The aftermath of an accident spiderwebs across the reality of everything and everyone it touches, subtly or otherwise. You can make charts and lists and categorize. You can strategize, rationalize, you can make it sterile and you can reckon.
To be clear we do and have done both. The brown eyes I look into while we’re talking or laughing or crying and in bed and across rooms and while we’re kissing are still the same brown eyes that I love but show//tell too many stories I wish didn’t exist. I want to shuffle the deck. I want to skip this song. I want a second chance that doesn’t even belong to me.
My husband asked me to shave his head a few weeks after his brother was in The Accident and I couldn’t help but notice the symbolism. For him it’s practical- a way to save time and money and yet I wondered if he considered the ritualistic nature. That sometimes you need to feel in control of something tangible. For the times you need to let go of something when you don’t actually want to let go at all. I shaved his head- taking care of his sensitive nature, using a hot towel to lift any strays, tending to detail the way we both appreciate. He looks like a Tough Guy now and I reckon we would give anything to appear stronger than what we feel sometimes, right now, on repeat these days. The softest man, the softest human I know looks like a badass right now and I don’t know if the irony feels equally soft or a punch in the gut. I breathe ritual into him by way of tinctures and cleanses. Breath-work and prayers. I won’t shave my head in solidarity, not yet, not for this, but this is my offering.
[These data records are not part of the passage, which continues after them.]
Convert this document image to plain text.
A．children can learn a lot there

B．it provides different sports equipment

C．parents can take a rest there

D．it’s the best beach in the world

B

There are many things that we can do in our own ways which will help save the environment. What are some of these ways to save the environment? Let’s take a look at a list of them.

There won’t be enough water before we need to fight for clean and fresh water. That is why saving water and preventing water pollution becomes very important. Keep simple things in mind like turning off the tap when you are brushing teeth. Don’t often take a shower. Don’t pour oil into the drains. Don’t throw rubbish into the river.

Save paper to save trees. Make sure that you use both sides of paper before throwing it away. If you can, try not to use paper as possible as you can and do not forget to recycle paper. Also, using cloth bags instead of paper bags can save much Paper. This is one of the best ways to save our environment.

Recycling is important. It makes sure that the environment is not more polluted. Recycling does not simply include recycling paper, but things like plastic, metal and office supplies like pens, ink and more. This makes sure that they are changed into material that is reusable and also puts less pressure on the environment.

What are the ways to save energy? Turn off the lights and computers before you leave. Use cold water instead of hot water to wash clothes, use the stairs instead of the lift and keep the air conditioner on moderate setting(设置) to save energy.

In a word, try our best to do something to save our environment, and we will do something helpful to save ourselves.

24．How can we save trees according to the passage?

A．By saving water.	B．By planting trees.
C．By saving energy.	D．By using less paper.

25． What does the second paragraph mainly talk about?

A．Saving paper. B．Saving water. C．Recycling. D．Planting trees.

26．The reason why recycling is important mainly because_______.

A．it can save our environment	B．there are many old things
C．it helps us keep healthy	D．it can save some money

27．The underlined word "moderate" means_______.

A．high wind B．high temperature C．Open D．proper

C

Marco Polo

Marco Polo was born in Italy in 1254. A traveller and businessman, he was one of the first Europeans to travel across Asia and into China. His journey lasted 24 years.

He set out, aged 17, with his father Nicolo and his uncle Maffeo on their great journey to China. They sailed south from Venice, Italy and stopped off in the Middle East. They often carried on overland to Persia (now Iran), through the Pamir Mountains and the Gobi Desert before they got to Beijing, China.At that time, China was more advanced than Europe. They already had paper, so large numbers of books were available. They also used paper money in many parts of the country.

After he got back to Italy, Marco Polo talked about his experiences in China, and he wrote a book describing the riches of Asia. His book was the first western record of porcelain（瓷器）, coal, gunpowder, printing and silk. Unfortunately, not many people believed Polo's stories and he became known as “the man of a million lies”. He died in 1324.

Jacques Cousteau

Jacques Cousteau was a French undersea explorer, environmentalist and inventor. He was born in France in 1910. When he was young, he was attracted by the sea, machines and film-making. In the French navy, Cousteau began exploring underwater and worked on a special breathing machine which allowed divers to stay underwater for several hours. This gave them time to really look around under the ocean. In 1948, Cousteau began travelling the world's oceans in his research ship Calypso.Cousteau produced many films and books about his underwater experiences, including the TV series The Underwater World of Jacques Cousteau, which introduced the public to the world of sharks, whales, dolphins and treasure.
Anaya says he doesn’t remember his dreams but he doesn’t have to because I hear them during the rare occasion I get to watch him sleep. He doesn’t need to remember because I do for the both of us. The chapel from the hospital comes alive in my own dreams these days and ever since the accident I have a reoccurring one where I open the door to what I know to be the chapel inside that hospital only to find Anaya poring over a newspaper at a kitchen table unfamiliar to me with a cup of coffee nearby. He is older in my dream and his head is unshaven. He is silent but looks up at me like I am a welcomed surprise- like he wants me to come to him and I do every time.
When I tell you I would give anything to make it stop for him and for him.
I might be magic but I’m not a magician.
Biggest love,
AR
PS I’m very excited to finally spill about my latest project and I’m tired. I’ll be back soon so leave the light on.
PSS Hello? It’s almost autumn? I have Halloween decorations up as if you would expect anything less.